One example includes VMware, which has pulled together what used to be a fragmented environment into an ecosystem where all the vendors work together seamlessly. In fact, VMware has spawned a whole sub-industry where big names like Tintri and Veeam exists solely because of the VMware ecosystem.

Other software leaders like Microsoft, Red Hat and Oracle are also developing partner-centric brands that will form an ecosystem that is easy to deploy and use.

“In the client/server era it was every man for himself, and may the best man win.” Brunsden explains. “Now it is all about working together, about collaboration.

“If you want to sell one of these brands on its own, you probably won’t be very successful. But if you bundle them together to bring a solution to market, you will win.”

As technologies like AI become mainstream, Axiz is working with Wits University and IBM on AI and IoT. “We are working with them to see whether we can partner on skills development,” Brunsden says.

Skills development is a subject that is always a concern in the IT industry. For distributors and resellers, simply staying up to date on the products they sell can take up an inordinate amount of time and effort.

“So we are rolling out a digital training tool that will let our sales agents understand the products they sell without having to learn everything about them.

“The reality is that there are too many products and it’s too costly to have everyone trained in every product.

“The new tool will let agents search for the product they need to know about today, and find all the information they require.

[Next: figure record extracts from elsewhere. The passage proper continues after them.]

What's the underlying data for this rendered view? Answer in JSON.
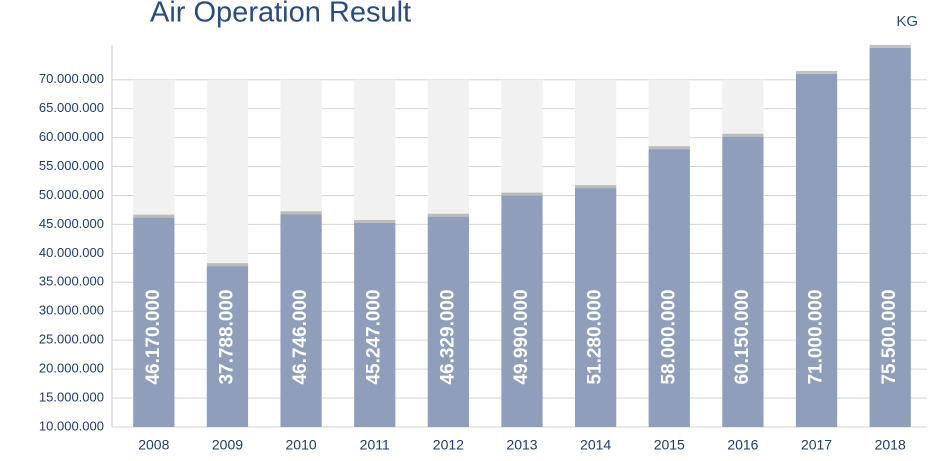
{
  "chart_data": {
    "type": "bar",
    "title": "Air Operation Result",
    "unit": "KG",
    "categories": [
      "2008",
      "2009",
      "2010",
      "2011",
      "2012",
      "2013",
      "2014",
      "2015",
      "2016",
      "2017",
      "2018"
    ],
    "values": [
      46170000,
      37788000,
      46746000,
      45247000,
      46329000,
      49990000,
      51280000,
      58000000,
      60150000,
      71000000,
      75500000
    ],
    "value_labels": [
      "46.170.000",
      "37.788.000",
      "46.746.000",
      "45.247.000",
      "46.329.000",
      "49.990.000",
      "51.280.000",
      "58.000.000",
      "60.150.000",
      "71.000.000",
      "75.500.000"
    ],
    "color": "#8f9fbb",
    "ylim": [
      10000000,
      76000000
    ],
    "yticks": [
      {
        "value": 10000000,
        "label": "10.000.000"
      },
      {
        "value": 15000000,
        "label": "15.000.000"
      },
      {
        "value": 20000000,
        "label": "20.000.000"
      },
      {
        "value": 25000000,
        "label": "25.000.000"
      },
      {
        "value": 30000000,
        "label": "30.000.000"
      },
      {
        "value": 35000000,
        "label": "35.000.000"
      },
      {
        "value": 40000000,
        "label": "40.000.000"
      },
      {
        "value": 45000000,
        "label": "45.000.000"
      },
      {
        "value": 50000000,
        "label": "50.000.000"
      },
      {
        "value": 55000000,
        "label": "55.000.000"
      },
      {
        "value": 60000000,
        "label": "60.000.000"
      },
      {
        "value": 65000000,
        "label": "65.000.000"
      },
      {
        "value": 70000000,
        "label": "70.000.000"
      }
    ],
    "grid": true
  }
}
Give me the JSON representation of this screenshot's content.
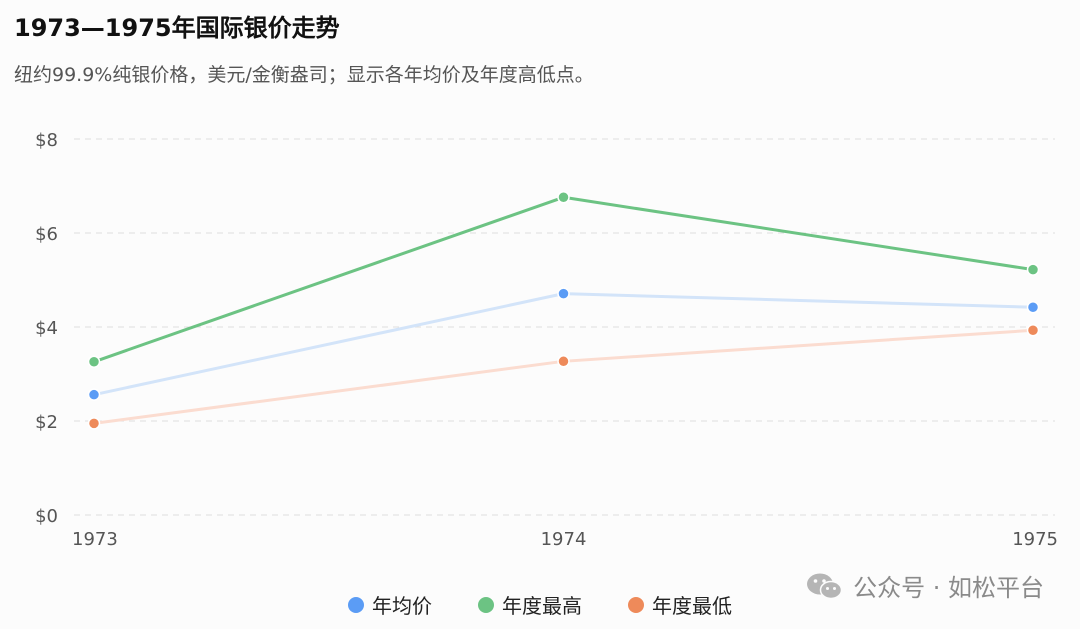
{
  "header": {
    "title": "1973—1975年国际银价走势",
    "subtitle": "纽约99.9%纯银价格，美元/金衡盎司；显示各年均价及年度高低点。"
  },
  "chart_data": {
    "type": "line",
    "x": [
      "1973",
      "1974",
      "1975"
    ],
    "y_ticks": [
      "$0",
      "$2",
      "$4",
      "$6",
      "$8"
    ],
    "ylim": [
      0,
      8
    ],
    "grid": true,
    "legend_position": "bottom",
    "series": [
      {
        "name": "年均价",
        "values": [
          2.56,
          4.71,
          4.42
        ],
        "color": "#5b9cf5",
        "line_color": "#d3e4f9"
      },
      {
        "name": "年度最高",
        "values": [
          3.26,
          6.76,
          5.22
        ],
        "color": "#6cc383",
        "line_color": "#6cc383"
      },
      {
        "name": "年度最低",
        "values": [
          1.95,
          3.27,
          3.93
        ],
        "color": "#ee8a5a",
        "line_color": "#fbdcd0"
      }
    ]
  },
  "watermark": {
    "text": "公众号 · 如松平台",
    "icon": "wechat-icon"
  }
}
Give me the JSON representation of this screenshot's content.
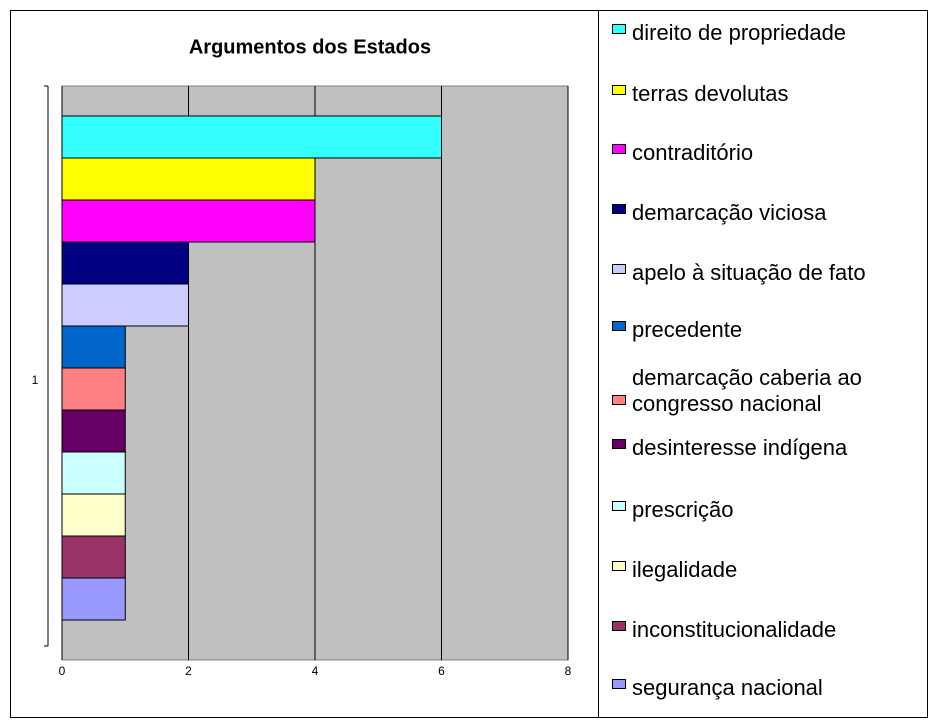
{
  "chart_data": {
    "type": "bar",
    "orientation": "horizontal",
    "title": "Argumentos dos Estados",
    "categories": [
      "1"
    ],
    "series": [
      {
        "name": "direito de propriedade",
        "color": "#33ffff",
        "values": [
          6
        ]
      },
      {
        "name": "terras devolutas",
        "color": "#ffff00",
        "values": [
          4
        ]
      },
      {
        "name": "contraditório",
        "color": "#ff00ff",
        "values": [
          4
        ]
      },
      {
        "name": "demarcação viciosa",
        "color": "#000080",
        "values": [
          2
        ]
      },
      {
        "name": "apelo à situação de fato",
        "color": "#ccccff",
        "values": [
          2
        ]
      },
      {
        "name": "precedente",
        "color": "#0066cc",
        "values": [
          1
        ]
      },
      {
        "name": "demarcação caberia ao congresso nacional",
        "color": "#ff8080",
        "values": [
          1
        ]
      },
      {
        "name": "desinteresse indígena",
        "color": "#660066",
        "values": [
          1
        ]
      },
      {
        "name": "prescrição",
        "color": "#ccffff",
        "values": [
          1
        ]
      },
      {
        "name": "ilegalidade",
        "color": "#ffffcc",
        "values": [
          1
        ]
      },
      {
        "name": "inconstitucionalidade",
        "color": "#993366",
        "values": [
          1
        ]
      },
      {
        "name": "segurança nacional",
        "color": "#9999ff",
        "values": [
          1
        ]
      }
    ],
    "xlim": [
      0,
      8
    ],
    "xticks": [
      0,
      2,
      4,
      6,
      8
    ],
    "grid": true,
    "legend": "right"
  }
}
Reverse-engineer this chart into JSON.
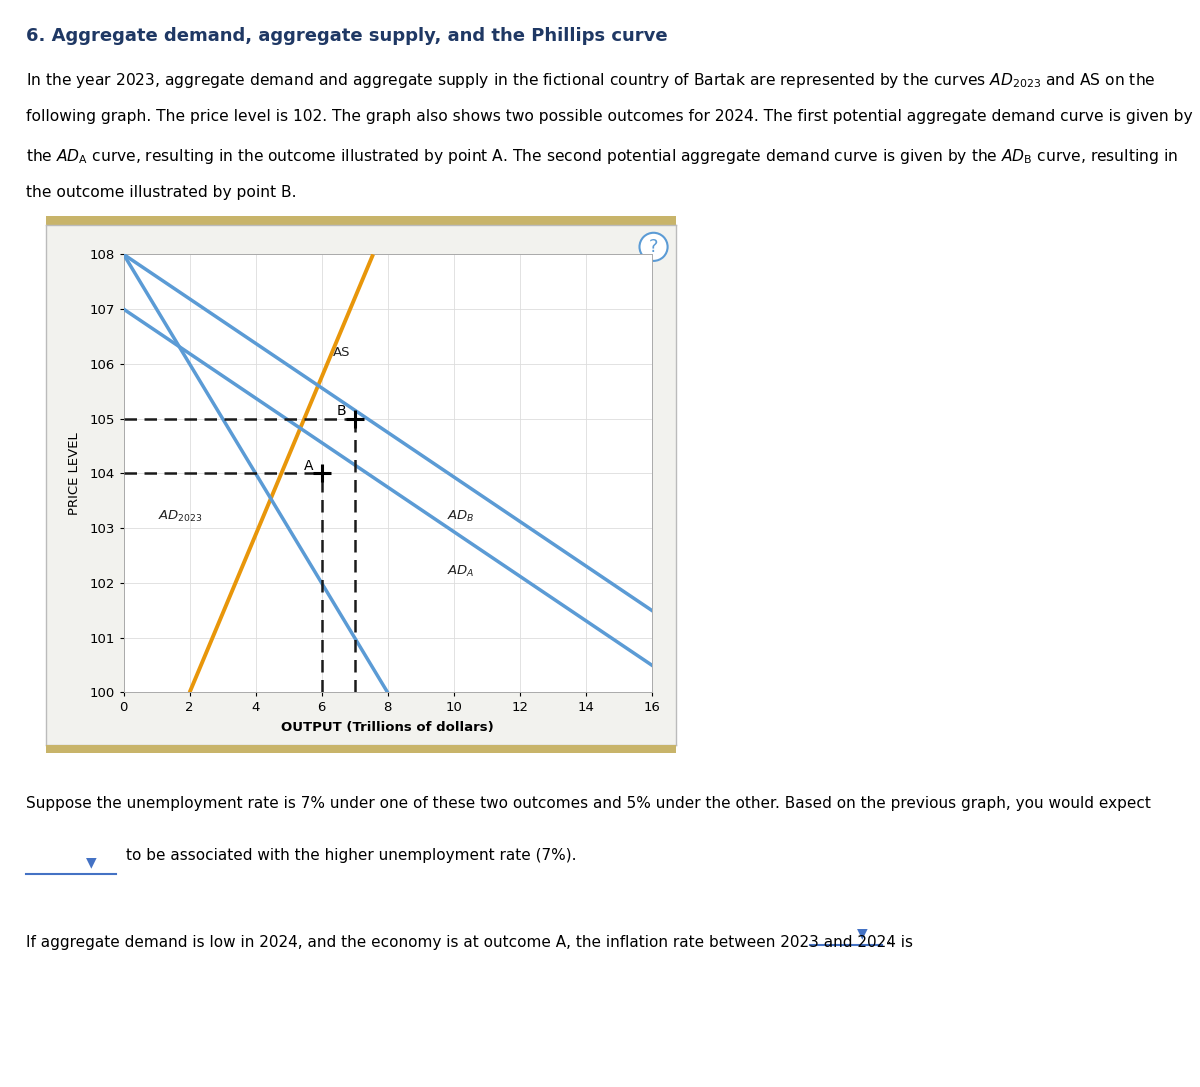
{
  "title": "6. Aggregate demand, aggregate supply, and the Phillips curve",
  "para_lines": [
    "In the year 2023, aggregate demand and aggregate supply in the fictional country of Bartak are represented by the curves $\\mathit{AD}_{2023}$ and AS on the",
    "following graph. The price level is 102. The graph also shows two possible outcomes for 2024. The first potential aggregate demand curve is given by",
    "the $\\mathit{AD}_{\\mathrm{A}}$ curve, resulting in the outcome illustrated by point A. The second potential aggregate demand curve is given by the $\\mathit{AD}_{\\mathrm{B}}$ curve, resulting in",
    "the outcome illustrated by point B."
  ],
  "xlabel": "OUTPUT (Trillions of dollars)",
  "ylabel": "PRICE LEVEL",
  "xlim": [
    0,
    16
  ],
  "ylim": [
    100,
    108
  ],
  "xticks": [
    0,
    2,
    4,
    6,
    8,
    10,
    12,
    14,
    16
  ],
  "yticks": [
    100,
    101,
    102,
    103,
    104,
    105,
    106,
    107,
    108
  ],
  "as_color": "#E8960A",
  "ad_color": "#5B9BD5",
  "dashed_color": "#1A1A1A",
  "bg_outer": "#F2F2EE",
  "bg_inner": "#FFFFFF",
  "border_color": "#BBBBBB",
  "gold_bar_color": "#C8B46A",
  "as_x1": 2.0,
  "as_y1": 100.0,
  "as_x2": 7.56,
  "as_y2": 108.0,
  "ad2023_x1": 0.0,
  "ad2023_y1": 108.0,
  "ad2023_x2": 8.0,
  "ad2023_y2": 100.0,
  "ada_x1": 0.0,
  "ada_y1": 107.0,
  "ada_x2": 16.0,
  "ada_y2": 100.5,
  "adb_x1": 0.0,
  "adb_y1": 108.0,
  "adb_x2": 16.0,
  "adb_y2": 101.5,
  "point_A": [
    6.0,
    104.0
  ],
  "point_B": [
    7.0,
    105.0
  ],
  "qmark_color": "#5B9BD5",
  "dropdown_color": "#4472C4",
  "title_color": "#1F3864",
  "figsize": [
    12.0,
    10.87
  ],
  "dpi": 100
}
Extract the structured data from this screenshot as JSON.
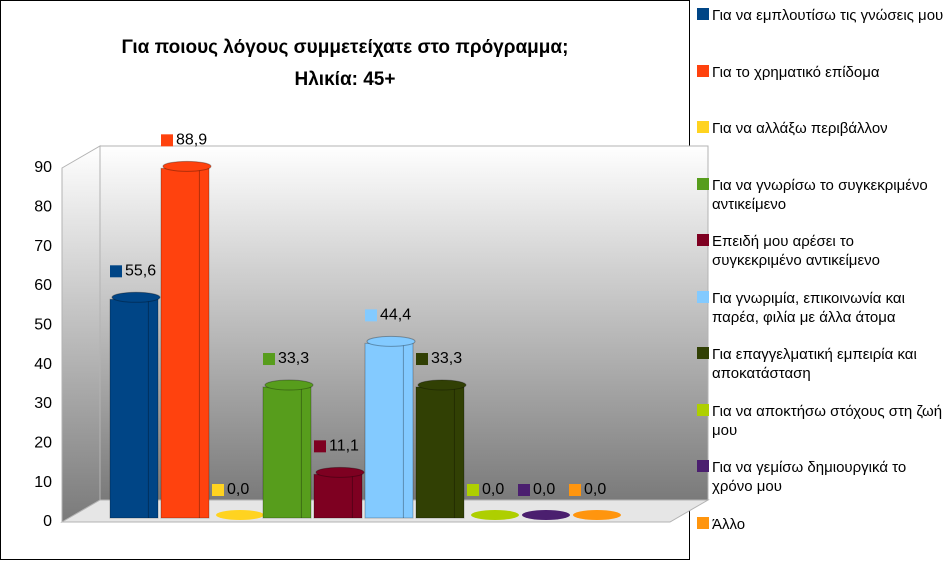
{
  "chart_data": {
    "type": "bar3d",
    "title": "Για ποιους λόγους συμμετείχατε στο πρόγραμμα;",
    "subtitle": "Ηλικία: 45+",
    "ylim": [
      0,
      90
    ],
    "yticks": [
      0,
      10,
      20,
      30,
      40,
      50,
      60,
      70,
      80,
      90
    ],
    "grid": false,
    "legend": "right",
    "series": [
      {
        "name": "Για να εμπλουτίσω τις γνώσεις μου",
        "color": "#004586",
        "values": [
          55.6
        ],
        "value_labels": [
          "55,6"
        ]
      },
      {
        "name": "Για το χρηματικό επίδομα",
        "color": "#ff420e",
        "values": [
          88.9
        ],
        "value_labels": [
          "88,9"
        ]
      },
      {
        "name": "Για να αλλάξω περιβάλλον",
        "color": "#ffd320",
        "values": [
          0.0
        ],
        "value_labels": [
          "0,0"
        ]
      },
      {
        "name": "Για να γνωρίσω το συγκεκριμένο αντικείμενο",
        "color": "#579d1c",
        "values": [
          33.3
        ],
        "value_labels": [
          "33,3"
        ]
      },
      {
        "name": "Επειδή μου αρέσει το συγκεκριμένο αντικείμενο",
        "color": "#7e0021",
        "values": [
          11.1
        ],
        "value_labels": [
          "11,1"
        ]
      },
      {
        "name": "Για γνωριμία, επικοινωνία και παρέα, φιλία με άλλα άτομα",
        "color": "#83caff",
        "values": [
          44.4
        ],
        "value_labels": [
          "44,4"
        ]
      },
      {
        "name": "Για επαγγελματική εμπειρία και αποκατάσταση",
        "color": "#314004",
        "values": [
          33.3
        ],
        "value_labels": [
          "33,3"
        ]
      },
      {
        "name": "Για να αποκτήσω στόχους στη ζωή μου",
        "color": "#aecf00",
        "values": [
          0.0
        ],
        "value_labels": [
          "0,0"
        ]
      },
      {
        "name": "Για να γεμίσω δημιουργικά το χρόνο μου",
        "color": "#4b1f6f",
        "values": [
          0.0
        ],
        "value_labels": [
          "0,0"
        ]
      },
      {
        "name": "Άλλο",
        "color": "#ff950e",
        "values": [
          0.0
        ],
        "value_labels": [
          "0,0"
        ]
      }
    ]
  }
}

So they won’t have to know everything, as long as they know how to use the tool.

“It is a way of empowering our people, and making them more efficient.”

Overall, Axiz is working towards a digital future, where staff and partners alike are able to reduce the processes required to do business.

“We are trying to walk the walk,” Brunsden says. “We are investing a lot of money is this. It’s not cheap, but we are looking down the line to where it will be necessary to have if we want to be successful.

“If we don’t make these investments we don’t think we will have a digital future.”

While many other IT vendors and distributors are cutting back in the face of economic headwinds, Axiz and its holding company Alviva are increasing investment.

“We are putting our own money into our business,” Brunsden says. “We think that now is the time to get cracking, to improve operations and develop new business models.

“There is a lot of doom and gloom in the market, and a lot of consolidation going on, but we are still growing.”

In fact, Alviva Holdings CEO Pierre Spies is on record as saying that the group is actively on the acquisition trail.

“We have a lot of positive energy, and an appetite for investment,” Brunsden adds.

 

Empowering the channel

The company is also working hard in enabling its channel partners, not only bringing solutions and skills to the market, but also offering a lot more project-based finance.

Axiz has accounts with more than 5 000 resellers, with about 4 000 of them active on a regular basis.

It currently has geographic coverage in the Southern African Development Community (SADC) countries, but is looking to expand throughout sub-Saharan Africa.

It has entered the East African market for the first time with a Kenya office, as part of this expansion.

“We are putting a lot more focus on the whole East African area, including Mauritius, and are seeing a lot more business coming from that side,” Brunsden says.

Much of the business is project-based, he adds, so there is less requirement for warehousing and more for logistics.

“It’s interesting that in some of these markets – for instance Kenya – we are doing no PC business at all; only enterprise and value-add products.

“We think we are going to lead with Advanced Technologies in many African markets.

“Although we established our roots in South Africa on the back of the PC business, we will be leading with value-add offerings in places like Kenya, Mauritius and Zimbabwe.”